The fact of the child being born at the given time by the complainant indicates that there was penetration of her person at about the time she alleges the said offence was committed against her. The DNA tests confirmed that the appellant was the biological father of the child confirming that the appellant had sexual intercourse with PW1. The appellant defence that at the material time he had been involved in a road accident was properly dismissed by the learned magistrate as there is no evidence to show that he was incapable of performing a sexual act as a result of the accident.  Moreover, the evidence of paternity of the child inescapably leads to the conclusion that the appellant is the author of the felonious act.

The core issue in this appeal is whether the relationship between the appellant and the complainant is one that falls within the prohibited degrees under section 20 of the Sexual Offences Act as read with section 21. It is incumbent on the prosecution to prove the existence of a father/daughter relationship between the appellant and PW1. Apart from confirming the paternity of PW1’s child, the DNA analysis also confirmed that the appellant was not the biological father of the complainant. The appellant also confirmed in his cross-examination that he was a step father to the complainant. Does this fact absolve the appellant from the offence of incest under the Act? Does the fact that no biological or blood ties exist between the appellant and the complainant negate a charge of incest? Section 22 of the Sexual Offences Act which deals with ‘Test of relationship’provides for the test of consanguinity in the following terms;

22(1) In cases of the offences of incest, brother and sister includes half brother, half sister and adoptive brother and adoptive sister and a father includes a half father and an uncle of the first degree and a mother includes a half mother and an aunt of the first degree whether through lawful wedlock or not …

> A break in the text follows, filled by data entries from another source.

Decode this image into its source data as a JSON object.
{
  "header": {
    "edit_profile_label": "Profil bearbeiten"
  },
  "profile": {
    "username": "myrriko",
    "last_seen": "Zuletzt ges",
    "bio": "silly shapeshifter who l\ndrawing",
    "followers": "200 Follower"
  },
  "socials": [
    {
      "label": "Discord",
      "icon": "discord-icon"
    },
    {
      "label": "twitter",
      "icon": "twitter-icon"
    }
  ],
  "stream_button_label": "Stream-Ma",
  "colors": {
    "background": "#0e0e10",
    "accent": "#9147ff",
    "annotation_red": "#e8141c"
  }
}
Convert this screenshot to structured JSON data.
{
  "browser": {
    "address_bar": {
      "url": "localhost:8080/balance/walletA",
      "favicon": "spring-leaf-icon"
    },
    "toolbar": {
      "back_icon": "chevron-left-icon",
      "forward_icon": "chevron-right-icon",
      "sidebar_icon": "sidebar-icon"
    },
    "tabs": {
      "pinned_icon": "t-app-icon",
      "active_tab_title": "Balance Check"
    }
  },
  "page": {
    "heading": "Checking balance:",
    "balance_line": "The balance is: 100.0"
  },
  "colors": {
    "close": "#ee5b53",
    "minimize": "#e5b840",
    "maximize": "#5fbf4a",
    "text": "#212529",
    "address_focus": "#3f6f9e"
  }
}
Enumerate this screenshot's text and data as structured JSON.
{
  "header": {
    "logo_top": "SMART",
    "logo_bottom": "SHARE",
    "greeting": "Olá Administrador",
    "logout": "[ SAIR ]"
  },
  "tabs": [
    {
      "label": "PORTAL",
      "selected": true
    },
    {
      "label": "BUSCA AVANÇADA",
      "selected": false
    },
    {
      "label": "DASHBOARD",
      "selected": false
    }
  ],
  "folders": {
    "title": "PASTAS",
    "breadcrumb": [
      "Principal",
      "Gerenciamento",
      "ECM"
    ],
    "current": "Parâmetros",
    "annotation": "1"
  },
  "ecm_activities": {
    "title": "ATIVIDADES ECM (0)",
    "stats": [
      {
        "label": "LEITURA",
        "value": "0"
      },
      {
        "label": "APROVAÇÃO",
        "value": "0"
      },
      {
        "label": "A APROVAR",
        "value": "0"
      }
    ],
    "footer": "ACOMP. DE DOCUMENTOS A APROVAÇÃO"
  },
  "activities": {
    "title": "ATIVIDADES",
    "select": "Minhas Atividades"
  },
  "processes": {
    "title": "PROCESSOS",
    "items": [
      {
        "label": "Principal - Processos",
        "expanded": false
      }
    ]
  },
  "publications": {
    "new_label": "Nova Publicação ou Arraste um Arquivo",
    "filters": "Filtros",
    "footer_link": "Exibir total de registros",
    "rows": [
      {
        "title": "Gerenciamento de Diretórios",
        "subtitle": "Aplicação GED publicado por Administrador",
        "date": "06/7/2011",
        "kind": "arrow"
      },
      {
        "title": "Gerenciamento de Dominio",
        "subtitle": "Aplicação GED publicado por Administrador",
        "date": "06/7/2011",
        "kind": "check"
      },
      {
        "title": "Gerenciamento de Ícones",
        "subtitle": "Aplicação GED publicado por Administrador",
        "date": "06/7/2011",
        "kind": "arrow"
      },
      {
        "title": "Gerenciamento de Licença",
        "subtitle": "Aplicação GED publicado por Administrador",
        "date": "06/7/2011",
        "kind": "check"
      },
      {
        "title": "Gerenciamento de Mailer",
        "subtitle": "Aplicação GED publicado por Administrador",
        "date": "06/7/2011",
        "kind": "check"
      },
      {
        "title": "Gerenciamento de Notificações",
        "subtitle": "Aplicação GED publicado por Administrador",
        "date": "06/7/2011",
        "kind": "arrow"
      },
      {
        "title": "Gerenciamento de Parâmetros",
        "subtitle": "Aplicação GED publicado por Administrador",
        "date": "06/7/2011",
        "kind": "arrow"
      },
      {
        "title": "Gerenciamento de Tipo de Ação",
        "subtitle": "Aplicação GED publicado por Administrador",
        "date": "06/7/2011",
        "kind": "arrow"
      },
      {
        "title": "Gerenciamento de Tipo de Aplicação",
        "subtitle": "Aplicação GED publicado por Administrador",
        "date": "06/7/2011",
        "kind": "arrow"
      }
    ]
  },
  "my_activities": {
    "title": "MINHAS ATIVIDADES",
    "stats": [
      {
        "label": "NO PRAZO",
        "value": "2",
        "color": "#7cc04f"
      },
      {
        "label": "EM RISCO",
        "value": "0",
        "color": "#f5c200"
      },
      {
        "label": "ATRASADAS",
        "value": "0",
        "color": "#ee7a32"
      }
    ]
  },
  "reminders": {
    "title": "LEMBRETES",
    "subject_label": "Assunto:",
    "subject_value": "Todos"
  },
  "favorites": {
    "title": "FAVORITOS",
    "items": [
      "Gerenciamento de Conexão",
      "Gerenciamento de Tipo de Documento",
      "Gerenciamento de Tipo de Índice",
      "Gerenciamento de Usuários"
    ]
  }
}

The appellant is the admitted step father of PW1, his relationship with PW1 for the present purpose is within the prohibited degrees of consanguinity and a sexual act between such father and daughter falls under the offence of incest as provided for under section 20(1) and 22(1) of the Sexual Offences Act. In this regard, I adopt the sentiments expressed by court in BNM v Republic, Mombasa Criminal Appeal No. 232 of 2009[2011]eKLR where the court remarked that;“my own understanding is that ‘half father’ is a term which means exactly the same as ‘step-father’ – it means one who is not a biological father of the child. Therefore by dint of this S 22(1) of the Act the appellant being a step-father of the complainant and one who stood in ‘loquo parenthis’ can legally be charged and indeed convicted of the crime of incest with her.”

Upon re-evaluation of all material on record, I am satisfied that the prosecution proved to the offence to the required standard. The appellant’s defence cannot stand in view of the overwhelming prosecution evidence demonstrating that his act of sexual intercourse with his daughter resulted in the birth of the child whose pedigree was traced to the appellant as the father.

The appellant complains that the sentence meted on him by the trial court was harsh and excessive cannot also stand. Under section 20of the Sexual Offences Act, the minimum sentence upon conviction is 10 years but if the victim is a child below the age of 18 years, the maximum penalty is that of life imprisonment. I am satisfied that the age of the complainant at the time material was that she was below the age of 18 years.

The appellant was a first offender and the fact that he had intercourse with someone who trusted him as a father calls for a stiff sentence. However, the prosecution did not lead evidence of aggravating circumstances that would call for the maximum sentence of life imprisonment to be imposed. In the circumstances the sentence was excessive entitling this court to intervene. I therefore substitute the sentence of life imprisonment with that of 15 years in imprisonment.

Consequently the conviction of the appellant is affirmed and the sentence of life imprisonment is substituted with one of 15 years imprisonment.

DATED, SIGNED and DELIVERED at EMBU this 9th day of January 2014.